Interface Lessons From Wikipedia’s Most Popular Pages

Wikipedia’s annual list of its most popular pages shows that we’re very keen to research TV shows. But it also shows that user expectations around search are something you need to consider carefully when designing webapps.

It’s no surprise to check the list of top 100 sites and discover contemporary TV shows and movies (Game Of Thrones, Breaking Bad, Bollywood movies and Doctor Who all rank highly). What’s slightly more surprising is some of the other inclusions: Facebook is the top result, and Google, YouTube, Lycos and Yahoo! are all present as well.

The widely-accepted explanation for this is that people weren’t always looking for any of those topics. They have become so used to typing the search term they want into Google as a means of navigating to that site they do this even when they’re not on the main Google page. So someone looking for Facebook on Wikipedia may well be looking for facebook.com, not for a community-edited article about the company.
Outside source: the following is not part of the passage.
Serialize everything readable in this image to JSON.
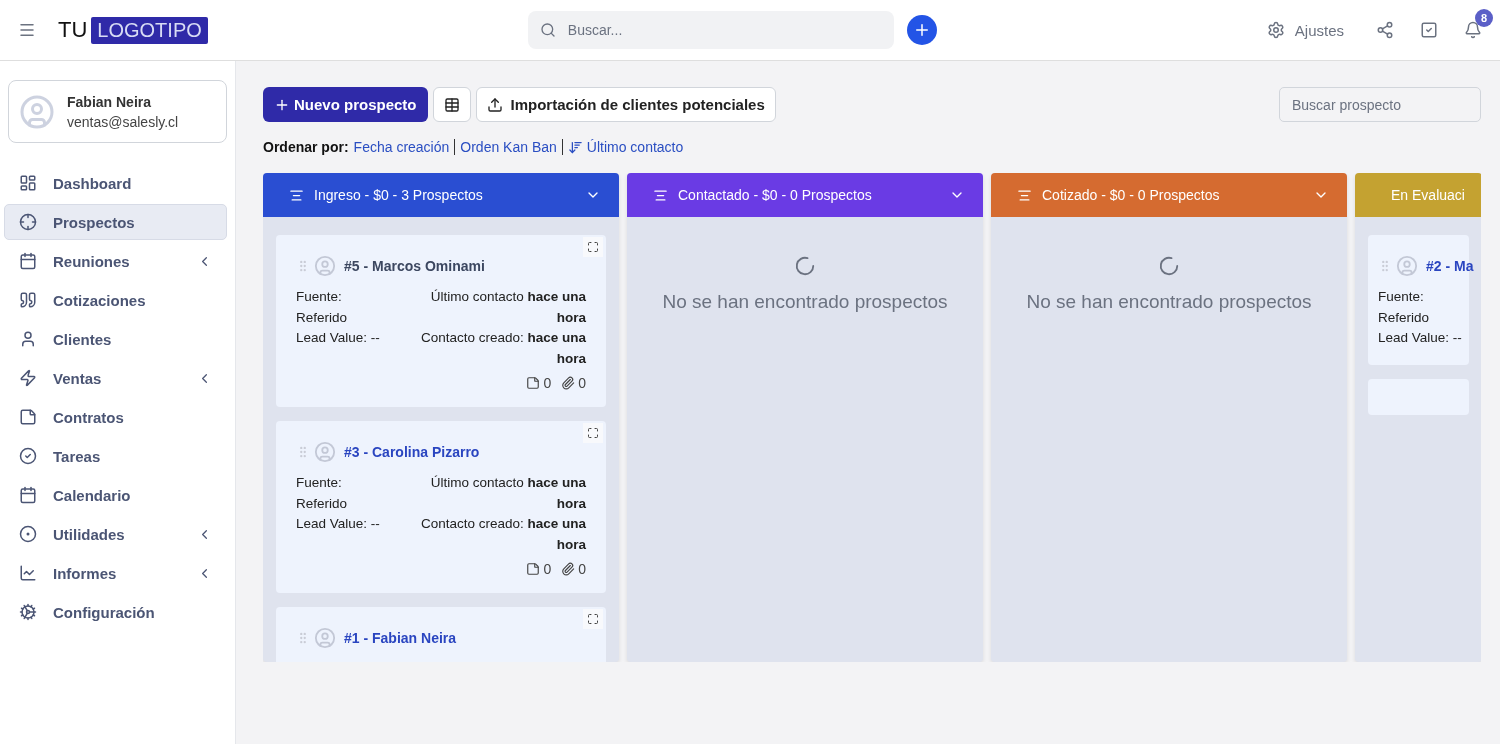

Many are also so used to auto-complete that they type just a couple of letters and then expect it to complete. That would help explain why the letter ‘G’ and the game ‘Go’ are also highly-ranked in the top 100 for many different language editions of Wikipedia; those results come from people type the letter ‘G’ or ‘Go’ and then hitting enter.

From a developer perspective, this creates an interesting challenge. On the one hand, search is now the primary means by which many people navigate content and apps, and it makes sense to respect that by including a search option. If you hide search or make it something that users have to pull onto the screen, it won’t work well. (Microsoft learned that lesson with the Windows 8 Store; the original version didn’t have a search box on the main screen at all, but it was reintroduced in Windows 8.1 following user complaints.)

That said, clearly a proportion of users are also using search in a fairly clueless manner, not even recognising that they’re no longer on a Google home page. That means you might need to anticipate a proportion of meaningless search inputs, and adjust your results screens to suit.